Over the past few decades there has been dramatic progress in the treatment of cancer. However,for the four most common epithelial malignancies (lung, colon, breast and prostate cancers), the survival of patients with metastatic disease has not changed significantly. Emerging evidence suggest that tumors are driven by a small population of cells, termed cancer stem cells (CSCs), which may be resistant to the current therapeutic approaches. In breast carcinoma, the CSCs have been identified as a CD44+high\CD24-lowcell population that expresses stem cell markers, such as nestin and Oct-4. These rare cells are able to grow as non-adherent sphere-like structures, termed mammospheres.

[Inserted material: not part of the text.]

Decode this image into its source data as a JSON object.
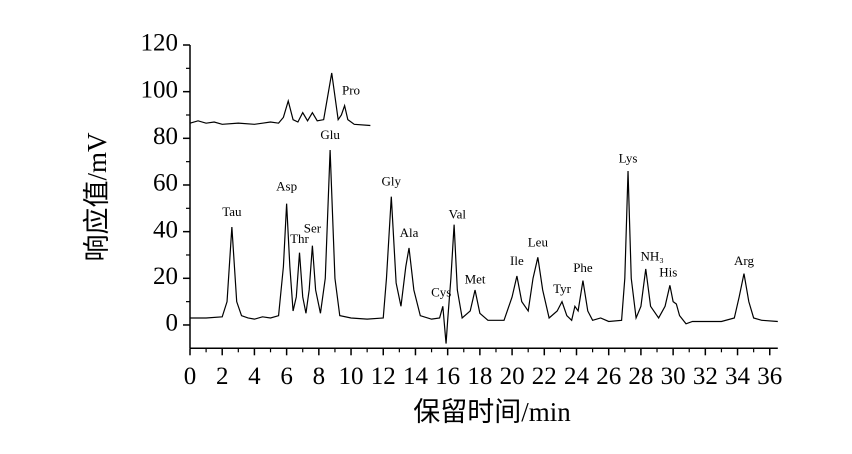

In this study, we characterized nuclear enzymes in breast CSCs, such as topoisomerases and telomerase that are essential for tumor progression using the MCF7 human breast cancer cell line. We isolated MCF7-CSCs by growing floating cells, from adherent culture, on non-adherent plates, in a serum-free medium supplemented with growth factors. Mammosphere-derived cells were examined for several stem cell markers, compared to the parental adherent cells, and were found to contain a larger CD24-\lowpopulation, as well as higher level of nestin, which suggest that the mammospheres cells possessed stem cell properties. Topoisomerase I activity was decreased in mammospheres, compared to the adherent cells. In contrast, topoisomerase II and telomerase activities increased in mammosphere-derived cells, compared to the adherent cells. The sensitivity of the CSC to topoisomerase anti-cancer drugs was compatible with the activity of these enzymes. In addition, a decrease in nuclear structural proteins, β-actin and lamin B, was observed, compared to the adherent parental cells, probably due to the morphological changes caused by the growing conditions.
Understanding the biological behavior of essential enzymes in CSCs is important for developing new strategies for cancer treatment as well as new therapies for advanced disease.